O Estádio Décio Vitta, um dos mais tradicionais do interior de São Paulo, pode ser penhorado pela Justiça por causa de uma dívida de R$ 108,6 mil de IPTU referente ao exercício de 2023. O complexo esportivo possui capacidade para 16.300 torcedores (com liberação reduzida para 9.647 pessoas) e está localizado em Americana, sendo propriedade do Rio Branco Esporte Clube.
A decisão contempla uma série de execuções fiscais movidas pela administração municipal e envolve um acúmulo de mais de R$ 526 mil em débitos do imposto sobre o imóvel desde 2021.
A penhora do estádio foi determinada no último dia 17 de julho. Segundo o processo, a execução fiscal foi proposta após o não pagamento do imposto, mesmo após notificações da prefeitura. O valor exato da dívida é de R$ 108.645,49, já incluindo juros e multa.
O clube foi citado em dezembro de 2024 para quitar a dívida, que na época era de R$ 77 mil, conforme informado pela administração do município. Caso os valores não sejam pagos durante o andamento do processo, o Estádio Décio Vitta poderá ser levado a leilão para a quitação.
A cobrança de 2023 não é um caso isolado. Os valores referentes a 2021 e 2022 também tiveram a penhora determinada pela Justiça, enquanto os débitos de 2024 e 2025 seguem em cobrança.
Veja os valores referentes a cada ano:
IPTU 2021: R$ 118.444,25 (penhora determinada em 24 de outubro de 2025);
IPTU 2022: R$ 108.677,88 (penhora determinada em 10 de abril de 2026);
IPTU 2023: R$ 108.645,49 (penhora determinada em 17 de julho de 2026);
IPTU 2024: R$ 100.129,99;
IPTU 2025: R$ 90.771,26.
Crise no Rio Branco vai além do estádio
As pendências envolvendo o estádio agravam ainda mais a crise enfrentada pelo Rio Branco, que está em recuperação judicial desde o ano passado.
No último mês de abril, a Justiça determinou a penhora da Sede Náutica do clube por dívidas de IPTU acumuladas desde 2011. O espaço está localizado às margens da Represa de Salto Grande e conta com aproximadamente 84 mil metros quadrados, além de campos de futebol, academia e áreas de lazer. A Prefeitura de Americana afirma que as dívidas da sede superam R$ 864 mil.

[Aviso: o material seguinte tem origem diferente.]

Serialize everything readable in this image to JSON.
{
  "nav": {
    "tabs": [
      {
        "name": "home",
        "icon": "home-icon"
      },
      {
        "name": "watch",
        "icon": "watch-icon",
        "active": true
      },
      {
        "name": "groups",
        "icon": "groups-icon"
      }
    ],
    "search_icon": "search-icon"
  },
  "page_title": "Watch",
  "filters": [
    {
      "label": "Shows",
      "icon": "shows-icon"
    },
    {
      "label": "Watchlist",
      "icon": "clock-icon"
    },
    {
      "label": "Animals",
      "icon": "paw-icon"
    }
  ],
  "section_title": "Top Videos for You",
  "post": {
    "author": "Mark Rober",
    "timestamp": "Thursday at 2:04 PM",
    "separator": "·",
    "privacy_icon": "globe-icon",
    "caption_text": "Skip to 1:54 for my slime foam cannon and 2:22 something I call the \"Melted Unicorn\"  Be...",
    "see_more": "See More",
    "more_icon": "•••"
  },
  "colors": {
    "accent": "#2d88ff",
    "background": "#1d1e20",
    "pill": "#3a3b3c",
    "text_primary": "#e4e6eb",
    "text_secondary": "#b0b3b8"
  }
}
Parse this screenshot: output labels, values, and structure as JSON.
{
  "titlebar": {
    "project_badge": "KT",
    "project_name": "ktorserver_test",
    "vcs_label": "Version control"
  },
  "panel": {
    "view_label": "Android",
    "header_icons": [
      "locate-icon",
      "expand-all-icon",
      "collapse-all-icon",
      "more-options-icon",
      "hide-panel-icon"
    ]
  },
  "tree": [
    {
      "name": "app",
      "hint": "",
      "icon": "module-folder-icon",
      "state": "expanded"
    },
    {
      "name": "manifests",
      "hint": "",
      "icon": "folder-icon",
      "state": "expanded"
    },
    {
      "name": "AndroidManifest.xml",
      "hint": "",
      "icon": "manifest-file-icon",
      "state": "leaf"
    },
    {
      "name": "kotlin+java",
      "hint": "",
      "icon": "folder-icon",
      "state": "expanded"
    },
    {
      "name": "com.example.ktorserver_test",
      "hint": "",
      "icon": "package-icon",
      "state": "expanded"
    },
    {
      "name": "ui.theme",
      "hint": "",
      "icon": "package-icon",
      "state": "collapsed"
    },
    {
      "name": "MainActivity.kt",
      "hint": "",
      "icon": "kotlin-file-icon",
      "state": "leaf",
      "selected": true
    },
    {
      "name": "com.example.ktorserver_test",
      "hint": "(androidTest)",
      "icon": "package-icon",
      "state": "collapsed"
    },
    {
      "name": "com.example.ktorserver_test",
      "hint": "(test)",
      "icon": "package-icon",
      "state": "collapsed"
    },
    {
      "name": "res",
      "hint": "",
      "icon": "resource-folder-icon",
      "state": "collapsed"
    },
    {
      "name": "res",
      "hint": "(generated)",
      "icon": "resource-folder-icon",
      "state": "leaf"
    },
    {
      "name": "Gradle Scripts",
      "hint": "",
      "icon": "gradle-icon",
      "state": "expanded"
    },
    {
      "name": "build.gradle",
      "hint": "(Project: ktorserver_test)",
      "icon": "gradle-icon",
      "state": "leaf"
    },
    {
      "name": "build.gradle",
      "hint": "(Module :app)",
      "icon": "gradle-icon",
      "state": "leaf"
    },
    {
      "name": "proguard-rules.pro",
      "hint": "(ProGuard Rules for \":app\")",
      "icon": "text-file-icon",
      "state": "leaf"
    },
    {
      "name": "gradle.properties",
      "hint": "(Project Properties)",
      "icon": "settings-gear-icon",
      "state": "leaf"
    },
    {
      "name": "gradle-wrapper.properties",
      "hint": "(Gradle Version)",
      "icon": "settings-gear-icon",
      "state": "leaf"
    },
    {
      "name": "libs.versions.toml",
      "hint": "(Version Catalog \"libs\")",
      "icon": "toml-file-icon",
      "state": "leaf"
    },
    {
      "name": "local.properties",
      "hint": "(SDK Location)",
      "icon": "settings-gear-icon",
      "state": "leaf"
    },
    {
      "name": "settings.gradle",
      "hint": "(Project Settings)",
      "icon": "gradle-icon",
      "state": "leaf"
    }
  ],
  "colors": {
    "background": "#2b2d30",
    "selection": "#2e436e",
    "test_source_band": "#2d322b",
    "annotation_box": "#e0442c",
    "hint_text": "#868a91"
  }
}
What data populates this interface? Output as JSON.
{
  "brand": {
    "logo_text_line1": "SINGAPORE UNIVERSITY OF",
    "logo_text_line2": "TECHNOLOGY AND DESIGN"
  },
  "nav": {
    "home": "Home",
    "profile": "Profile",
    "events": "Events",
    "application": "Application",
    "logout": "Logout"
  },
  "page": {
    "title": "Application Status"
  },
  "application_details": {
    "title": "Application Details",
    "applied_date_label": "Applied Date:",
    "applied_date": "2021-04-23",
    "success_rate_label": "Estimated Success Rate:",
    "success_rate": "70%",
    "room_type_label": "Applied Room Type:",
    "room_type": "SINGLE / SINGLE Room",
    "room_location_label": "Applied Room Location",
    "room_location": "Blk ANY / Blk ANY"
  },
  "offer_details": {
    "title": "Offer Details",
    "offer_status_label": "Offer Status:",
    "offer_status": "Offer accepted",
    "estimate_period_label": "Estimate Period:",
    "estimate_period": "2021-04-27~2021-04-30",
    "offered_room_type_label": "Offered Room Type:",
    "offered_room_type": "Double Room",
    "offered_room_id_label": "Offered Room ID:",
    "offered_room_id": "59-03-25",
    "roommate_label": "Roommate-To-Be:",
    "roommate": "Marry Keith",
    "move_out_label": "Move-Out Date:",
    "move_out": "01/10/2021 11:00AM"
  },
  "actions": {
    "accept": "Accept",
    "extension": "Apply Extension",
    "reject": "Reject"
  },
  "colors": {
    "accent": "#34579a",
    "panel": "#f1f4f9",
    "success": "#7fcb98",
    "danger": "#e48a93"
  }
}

Até o momento, não há informação de suspensão da penhora, acordo entre o clube e o município ou marcação do leilão do estádio.
Posicionamento do Rio Branco
Em nota, a diretoria informou que entrará com recurso de defesa no processo, medida adotada em outras ações de execução fiscal envolvendo seus patrimônios. Confira o posicionamento completo:
“O Rio Branco Esporte Clube comunica aos torcedores e meios de comunicação interessados que tomou conhecimento do pedido de penhora do Estádio Décio Vitta, partindo da Prefeitura Municipal, sobre dívidas de IPTU.
O Presidente Claudio Bonaldo e a equipe jurídica do clube estão se manifestando nos autos, dentro do prazo determinado pelo juízo do caso, e buscarão uma solução definitiva da questão. O clube estava aguardando um deferimento da petição de isenção do imposto, em benefício da lei municipal que isenta as associações sem fins lucrativos de recolher o IPTU. Vale ressaltar que a mesma recusa de isenção havia acontecido com a Sede Náutica recentemente e foi tratada de forma responsável dentro dos autos.
Nosso torcedor pode ficar tranquilo, que seguiremos trabalhando pela recuperação do Rio Branco.”
Clube do interior de São Paulo vive cenário contrário
Em comparação, a Internacional de Limeira vive uma realidade diferente da do Rio Branco. Enquanto o time de Americana enfrenta uma grave crise financeira e institucional, a Inter deve receber nos próximos anos um investimento total de R$ 454 milhões.
A Sociedade Anônima de Futebol (SAF) do time ainda contará com a presença de nomes badalados do esporte brasileiro e mundial, como os pentacampeões Roberto Carlos e Ronaldo Fenômeno.